Reviews - February 8, 2024

Apple loses Apple Watch lawsuit

In recent months, Apple has been grappling with a series of lawsuits over the fate of its popular Apple Watch line. But this week, the company won. A federal judge ruled in Apple’s favor, dismissing an antitrust lawsuit alleging the company illegally monopolized the U.S. market for a heart rate app for the Apple Watch, according to Reuters.

AliveCor, a medical device and AI company, filed the lawsuit in 2021. It claimed that Apple abused its market power by undermining competition and engaging in “predatory” and “exclusive” conduct regarding the Apple Watch’s electrocardiogram (ECG) technology. The judge’s decision is currently unknown due to confidentiality issues, but at some point the decision should be made public.

This is a separate lawsuit from the lawsuit filed by medical technology company Masimo. As we previously reported, the U.S. International Trade Commission (ITC) has banned sales of Apple’s Series 9 and Watch Ultra 2 due to patent infringement claims related to the watches’ blood oxygen sensor technology. Apple appealed and was granted a temporary stay, but in January 2024 the U.S. Court of Appeals declined to extend the stay.

Over the past few months, the company has been exploring last-minute workarounds to avoid running afoul of the law. The ban only applies directly to Apple, so you can still buy watches with intact blood oxygen sensors from other retailers as long as they have supplies. Otherwise, Apple would disable the sensor and begin shipping modified watches earlier this year.

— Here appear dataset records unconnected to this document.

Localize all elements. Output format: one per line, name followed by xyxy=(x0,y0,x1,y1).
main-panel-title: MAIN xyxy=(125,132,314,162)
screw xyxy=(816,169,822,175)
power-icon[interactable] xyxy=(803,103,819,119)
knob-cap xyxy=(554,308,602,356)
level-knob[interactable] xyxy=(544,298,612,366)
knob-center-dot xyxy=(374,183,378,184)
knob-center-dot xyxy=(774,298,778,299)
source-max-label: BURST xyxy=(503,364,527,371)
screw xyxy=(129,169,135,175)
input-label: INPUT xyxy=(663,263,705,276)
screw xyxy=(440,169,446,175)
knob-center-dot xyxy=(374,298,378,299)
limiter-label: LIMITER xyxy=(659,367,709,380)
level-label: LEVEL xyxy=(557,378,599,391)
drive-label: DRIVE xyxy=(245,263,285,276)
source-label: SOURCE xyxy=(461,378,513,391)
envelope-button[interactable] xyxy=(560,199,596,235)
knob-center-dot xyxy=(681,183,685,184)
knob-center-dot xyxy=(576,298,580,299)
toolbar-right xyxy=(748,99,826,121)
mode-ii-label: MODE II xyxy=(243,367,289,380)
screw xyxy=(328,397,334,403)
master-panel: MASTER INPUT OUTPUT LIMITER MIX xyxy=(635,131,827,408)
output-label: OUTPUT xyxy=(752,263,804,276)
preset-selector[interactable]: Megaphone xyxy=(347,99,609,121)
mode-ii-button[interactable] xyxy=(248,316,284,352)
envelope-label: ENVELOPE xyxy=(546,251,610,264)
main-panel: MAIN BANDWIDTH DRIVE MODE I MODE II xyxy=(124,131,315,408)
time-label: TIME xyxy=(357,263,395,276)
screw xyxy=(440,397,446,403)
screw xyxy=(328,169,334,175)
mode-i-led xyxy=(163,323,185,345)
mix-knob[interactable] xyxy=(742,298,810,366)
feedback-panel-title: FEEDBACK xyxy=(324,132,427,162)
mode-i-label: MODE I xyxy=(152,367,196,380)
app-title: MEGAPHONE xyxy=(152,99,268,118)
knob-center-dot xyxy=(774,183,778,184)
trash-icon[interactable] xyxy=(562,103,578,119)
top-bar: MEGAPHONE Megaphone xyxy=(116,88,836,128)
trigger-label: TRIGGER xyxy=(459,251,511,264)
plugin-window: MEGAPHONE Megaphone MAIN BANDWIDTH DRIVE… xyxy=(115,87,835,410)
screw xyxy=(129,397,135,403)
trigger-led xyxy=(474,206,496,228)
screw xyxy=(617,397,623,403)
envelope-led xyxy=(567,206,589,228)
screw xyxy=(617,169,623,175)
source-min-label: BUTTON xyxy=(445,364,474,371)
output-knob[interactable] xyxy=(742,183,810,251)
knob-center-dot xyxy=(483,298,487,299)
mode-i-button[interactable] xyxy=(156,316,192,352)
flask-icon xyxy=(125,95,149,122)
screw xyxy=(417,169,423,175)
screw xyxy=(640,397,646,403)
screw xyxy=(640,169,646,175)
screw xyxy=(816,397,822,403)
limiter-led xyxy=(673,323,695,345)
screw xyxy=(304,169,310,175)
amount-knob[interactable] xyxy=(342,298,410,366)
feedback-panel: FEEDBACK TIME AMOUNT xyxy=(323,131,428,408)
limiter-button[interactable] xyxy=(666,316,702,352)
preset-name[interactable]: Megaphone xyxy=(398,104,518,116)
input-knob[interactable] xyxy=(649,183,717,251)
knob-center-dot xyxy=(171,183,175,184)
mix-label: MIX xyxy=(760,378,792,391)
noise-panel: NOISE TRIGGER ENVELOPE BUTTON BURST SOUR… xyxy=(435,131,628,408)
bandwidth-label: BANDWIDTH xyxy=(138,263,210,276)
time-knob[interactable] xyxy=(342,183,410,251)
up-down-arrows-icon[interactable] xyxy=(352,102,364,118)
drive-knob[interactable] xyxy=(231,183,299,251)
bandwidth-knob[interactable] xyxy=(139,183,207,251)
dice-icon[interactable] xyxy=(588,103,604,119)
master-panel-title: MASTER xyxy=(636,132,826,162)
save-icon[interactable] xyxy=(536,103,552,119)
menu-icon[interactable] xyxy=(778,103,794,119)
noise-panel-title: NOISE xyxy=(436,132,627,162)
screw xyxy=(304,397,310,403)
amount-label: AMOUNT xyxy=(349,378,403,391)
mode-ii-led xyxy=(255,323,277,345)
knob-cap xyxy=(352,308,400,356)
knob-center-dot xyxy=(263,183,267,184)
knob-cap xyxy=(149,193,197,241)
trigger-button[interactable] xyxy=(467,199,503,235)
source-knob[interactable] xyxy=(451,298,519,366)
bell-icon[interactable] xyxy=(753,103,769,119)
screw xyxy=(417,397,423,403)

AliveCor said in a statement to 9to5Mac that it plans to appeal the ruling. The company also said that another, completely separate lawsuit involving the ECG sensor is ongoing and will be reviewed in the coming months. In 2015, the company presented its ECG sensor to Apple for future collaboration. Then, in 2018, Apple released its own ECG sensor. The ITC ruled that Apple infringed on AliveCore’s technology. The incident did not lead to a ban.

This week’s decision was a setback for small companies hoping to take on the tech giant. But the good news for Apple Watch owners is that their devices won’t lose any functionality, as they did as a result of the Masimo dispute. (And even then, if a blood oxygen sensor isn’t important to you, the cheaper Watch SE didn’t have it in the first place.) We’ll continue to update our best Apple Watch guide based on the best guidance at the time.